Leonhard Roesler studied chemistry in Erlangen and Göttingen . During his studies in Erlangen, he became a member of the Bubenreuther fraternity in the winter semester of 1859/60 . Subsequently, he was an assistant in Erlangen before he was appointed full professor at the Technical University of Karlsruhe in 1867 . In 1870 he was appointed to the oenochemical research institute in Klosterneuburg , which was being founded. In 1873 he entered the college for viticulture and fruit growing . In 1874 he founded the Imperial and Royal Chemical and Physiological Experimental Station for viticulture and fruit growing in Klosterneuburg and headed it until it was incorporated into the higher education institution for viticulture and fruit growing in 1902.

One of the main research areas of Leonhard Roesler was the biology of phylloxera and its control. His experiments with American grapevines in connection with the control of phylloxera are also known.
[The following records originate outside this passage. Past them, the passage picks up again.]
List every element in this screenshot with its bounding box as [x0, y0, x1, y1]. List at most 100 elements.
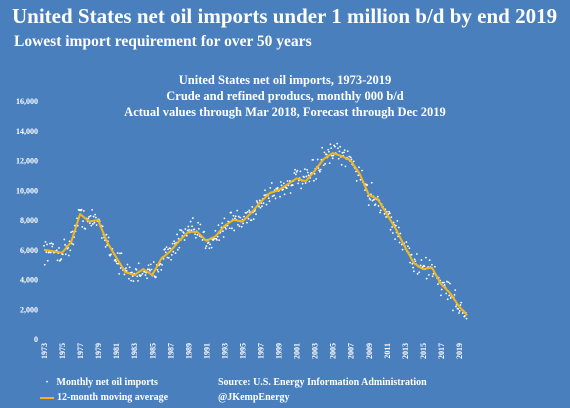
monthly-import-point	[242, 222, 245, 225]
x-tick-label: 1997	[257, 343, 266, 359]
monthly-import-point	[460, 301, 463, 304]
monthly-import-point	[167, 248, 169, 251]
monthly-import-point	[340, 163, 343, 166]
monthly-import-point	[443, 281, 445, 284]
y-tick-label: 14,000	[16, 127, 38, 136]
monthly-import-point	[308, 180, 311, 183]
monthly-import-point	[464, 314, 466, 317]
monthly-import-point	[234, 215, 237, 218]
monthly-import-point	[446, 280, 448, 283]
monthly-import-point	[131, 271, 133, 274]
monthly-import-point	[174, 252, 177, 254]
monthly-import-point	[376, 195, 379, 198]
monthly-import-point	[348, 155, 351, 158]
monthly-import-point	[341, 151, 344, 154]
monthly-import-point	[155, 276, 157, 278]
monthly-import-point	[196, 233, 199, 236]
monthly-import-point	[119, 267, 122, 269]
monthly-import-point	[164, 248, 166, 250]
monthly-import-point	[216, 235, 219, 238]
monthly-import-point	[146, 277, 148, 280]
monthly-import-point	[91, 223, 94, 225]
monthly-import-point	[189, 220, 192, 223]
monthly-import-point	[160, 269, 163, 271]
monthly-import-point	[193, 228, 196, 231]
monthly-import-point	[319, 170, 321, 173]
x-tick-label: 1973	[40, 343, 49, 359]
monthly-import-point	[336, 142, 339, 145]
monthly-import-point	[87, 217, 90, 220]
y-tick-label: 4,000	[20, 276, 38, 285]
monthly-import-point	[82, 209, 85, 212]
monthly-import-point	[306, 168, 309, 171]
y-tick-label: 10,000	[16, 186, 38, 195]
monthly-import-point	[125, 267, 127, 270]
monthly-import-point	[349, 156, 352, 159]
monthly-import-point	[327, 148, 330, 151]
y-tick-label: 16,000	[16, 97, 38, 106]
monthly-import-point	[409, 261, 412, 264]
monthly-import-point	[443, 284, 446, 286]
x-tick-label: 2017	[437, 343, 446, 359]
monthly-import-point	[246, 221, 248, 224]
monthly-import-point	[366, 184, 369, 186]
monthly-import-point	[197, 221, 200, 224]
monthly-import-point	[388, 210, 390, 213]
monthly-import-point	[209, 243, 212, 246]
monthly-import-point	[218, 239, 221, 242]
monthly-import-point	[208, 247, 211, 250]
monthly-import-point	[406, 245, 409, 248]
monthly-import-point	[247, 217, 250, 220]
monthly-import-point	[173, 240, 175, 243]
monthly-import-point	[233, 229, 236, 232]
monthly-import-point	[359, 178, 362, 181]
monthly-import-point	[128, 277, 130, 280]
monthly-import-point	[425, 256, 427, 259]
monthly-import-point	[46, 243, 48, 246]
monthly-import-point	[449, 297, 452, 299]
monthly-import-point	[81, 225, 84, 228]
monthly-import-point	[265, 203, 268, 206]
monthly-import-point	[146, 268, 149, 271]
monthly-import-point	[172, 250, 175, 253]
x-tick-label: 1981	[112, 343, 121, 359]
monthly-import-point	[149, 269, 151, 272]
monthly-import-point	[222, 236, 225, 238]
monthly-import-point	[147, 264, 150, 267]
monthly-import-point	[323, 151, 326, 154]
x-tick-label: 1993	[220, 343, 229, 359]
monthly-import-point	[148, 268, 151, 271]
x-tick-label: 2005	[329, 343, 338, 359]
monthly-import-point	[191, 225, 194, 228]
monthly-import-point	[328, 150, 330, 153]
monthly-import-point	[452, 309, 454, 312]
monthly-import-point	[194, 236, 197, 239]
x-tick-label: 2015	[419, 343, 428, 359]
legend-line-marker	[40, 396, 54, 399]
y-tick-label: 8,000	[20, 216, 38, 225]
monthly-import-point	[396, 220, 399, 222]
monthly-import-point	[159, 263, 162, 265]
monthly-import-point	[231, 227, 233, 230]
y-tick-label: 2,000	[20, 305, 38, 314]
monthly-import-point	[76, 217, 78, 220]
monthly-import-point	[458, 310, 461, 312]
monthly-import-point	[411, 262, 414, 265]
x-tick-label: 1977	[76, 343, 85, 359]
monthly-import-point	[70, 231, 72, 234]
monthly-import-point	[330, 147, 333, 150]
x-tick-label: 2013	[401, 343, 410, 359]
monthly-import-point	[383, 213, 386, 215]
monthly-import-point	[313, 172, 316, 175]
monthly-import-point	[51, 245, 54, 248]
monthly-import-point	[428, 273, 430, 276]
monthly-import-point	[136, 275, 139, 278]
monthly-import-point	[324, 162, 327, 165]
monthly-import-point	[293, 172, 296, 174]
monthly-import-point	[432, 273, 435, 275]
monthly-import-point	[141, 272, 144, 275]
monthly-import-point	[447, 281, 450, 284]
monthly-import-point	[150, 268, 153, 271]
monthly-import-point	[223, 217, 226, 220]
x-tick-label: 1991	[202, 343, 211, 359]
Leonhard Roesler was a co-founder of the scientific journal “Annalen der Önologie” (1869) and co-founder of the “Association for the Protection of Austrian Viticulture” (1884).

The grave of Leonhard Roesler is in the upper city cemetery in Klosterneuburg.

Honors

  • The mycologist Felix von Thümen (1839-1892), who worked in Klosterneuburg, named a saprophyte "Roesleriana hypogaea".
  • On December 19, 1931, a Dr. Leonhard Roesler memorial stone was unveiled in Klosterneuburg in the asylum garden of the higher educational institution for viticulture and fruit growing.
  • In 2000, in memory of Leonhard Roesler, a grape variety that had been bred in the department for grapevine breeding at Götzhof Langenzersdorf , which was part of the Klosterneuburg school of viticulture , was named Roesler .

literature

Individual evidence

  1. Ernst Höhne: The Bubenreuther. History of a German fraternity. II., Erlangen 1936, p. 196.